Opinion
03-03-2016
Perry, Van Etten, Rozanski & Primavera, LLP, Melville, N.Y. (Jeffrey K. Van Etten and Elizabeth Gelfand Kastner of counsel), for appellant. Weg and Myers, P.C., New York, N.Y. (Dennis T. D'Antonio and Gina M. Santangelo of counsel), for respondent.
Perry, Van Etten, Rozanski & Primavera, LLP, Melville, N.Y. (Jeffrey K. Van Etten and Elizabeth Gelfand Kastner of counsel), for appellant.
Weg and Myers, P.C., New York, N.Y. (Dennis T. D'Antonio and Gina M. Santangelo of counsel), for respondent.
In an action, inter alia, to recover damages for injury to property, the defendant appeals from an order of the Supreme Court, Nassau County (Diamond, J.), entered July 10, 2014, which denied its motion for summary judgment dismissing the complaint.
ORDERED that the order is reversed, on the law, with costs, and the defendant's motion for summary judgment dismissing the complaint is granted.
The plaintiff, which operates an online retail business, rented a warehouse in an industrial park owned by the defendant. Sometime between Friday, October 14, 2011, and Monday, October 17, 2011, burglars broke into the vacant unit next to the plaintiff's unit by breaking the deadbolt lock on the vacant unit's door. The burglars then broke through a sheetrock wall that divided the two units, entered the plaintiff's unit, and stole a substantial amount of merchandise belonging to the plaintiff. The plaintiff commenced this action against the defendant, alleging that the defendant failed to take reasonable steps to secure the premises and prevent unauthorized persons from gaining access to the warehouse. The defendant moved for summary judgment dismissing the complaint. The Supreme Court denied the motion. We reverse.
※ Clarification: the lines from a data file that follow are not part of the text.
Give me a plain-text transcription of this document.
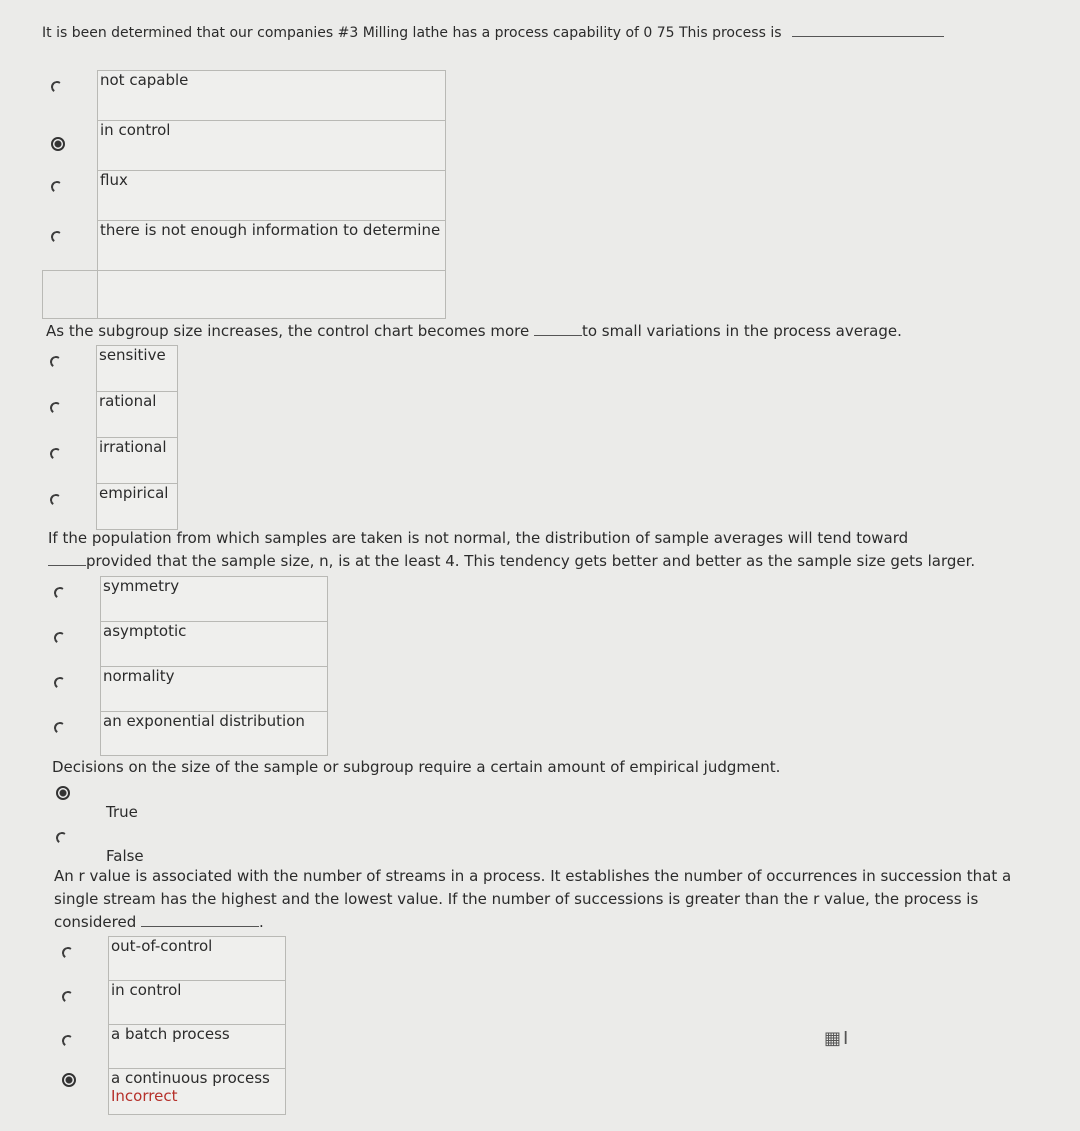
It is been determined that our companies #3 Milling lathe has a process capability of 0 75 This process is
	not capable
	in control
	flux
	there is not enough information to determine

As the subgroup size increases, the control chart becomes more	to small variations in the process average.
	sensitive
	rational
	irrational
	empirical
If the population from which samples are taken is not normal, the distribution of sample averages will tend toward
provided that the sample size, n, is at the least 4. This tendency gets better and better as the sample size gets larger.
	symmetry
	asymptotic
	normality
	an exponential distribution
Decisions on the size of the sample or subgroup require a certain amount of empirical judgment.
True
False
An r value is associated with the number of streams in a process. It establishes the number of occurrences in succession that a single stream has the highest and the lowest value. If the number of successions is greater than the r value, the process is considered	.
	out-of-control
	in control
	a batch process
	a continuous process
Incorrect
▦I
"Landlords have a common-law duty to take minimal precautions to protect tenants from foreseeable harm, including foreseeable criminal conduct by a third person" (Mason v. U.E.S.S. Leasing Corp., 96 N.Y.2d 875, 878, 730 N.Y.S.2d 770, 756 N.E.2d 58 ; see Burgos v. Aqueduct Realty Corp., 92 N.Y.2d 544, 548, 684 N.Y.S.2d 139, 706 N.E.2d 1163 ; Jacqueline S. v. City of New York, 81 N.Y.2d 288, 293–294, 598 N.Y.S.2d 160, 614 N.E.2d 723 ). However, a landlord is not an insurer of the safety of its tenants (see Nallan v. Helmsley–Spear, Inc., 50 N.Y.2d 507, 519, 429 N.Y.S.2d 606, 407 N.E.2d 451 ; Karim v. 89th Jamaica Realty Co., L.P., 127 A.D.3d 1030, 1030, 7 N.Y.S.3d 488 ; Ferguson v. Antaeus Realty Corp., 94 A.D.3d 806, 806, 941 N.Y.S.2d 870 ). Here, the defendant established, prima facie, that it provided minimal security measures adequate to protect the plaintiff from foreseeable harm, and that a burglary of the kind perpetrated in this case was not foreseeable (see Kars Jewelry, Inc. v. Levitan Design Assoc., Inc., 125 A.D.3d 503, 503, 5 N.Y.S.3d 4 ; Ferguson v. Antaeus Realty Corp., 94 A.D.3d at 807, 941 N.Y.S.2d 870 ; Ishmail v. ATM Three, LLC, 77 A.D.3d 790, 791–792, 909 N.Y.S.2d 540 ). In opposition, the plaintiff failed to raise a triable issue of fact. Accordingly, the Supreme Court should have granted the defendant's motion for summary judgment dismissing the complaint.
RIVERA, J.P., LEVENTHAL, DICKERSON and MILLER, JJ., concur.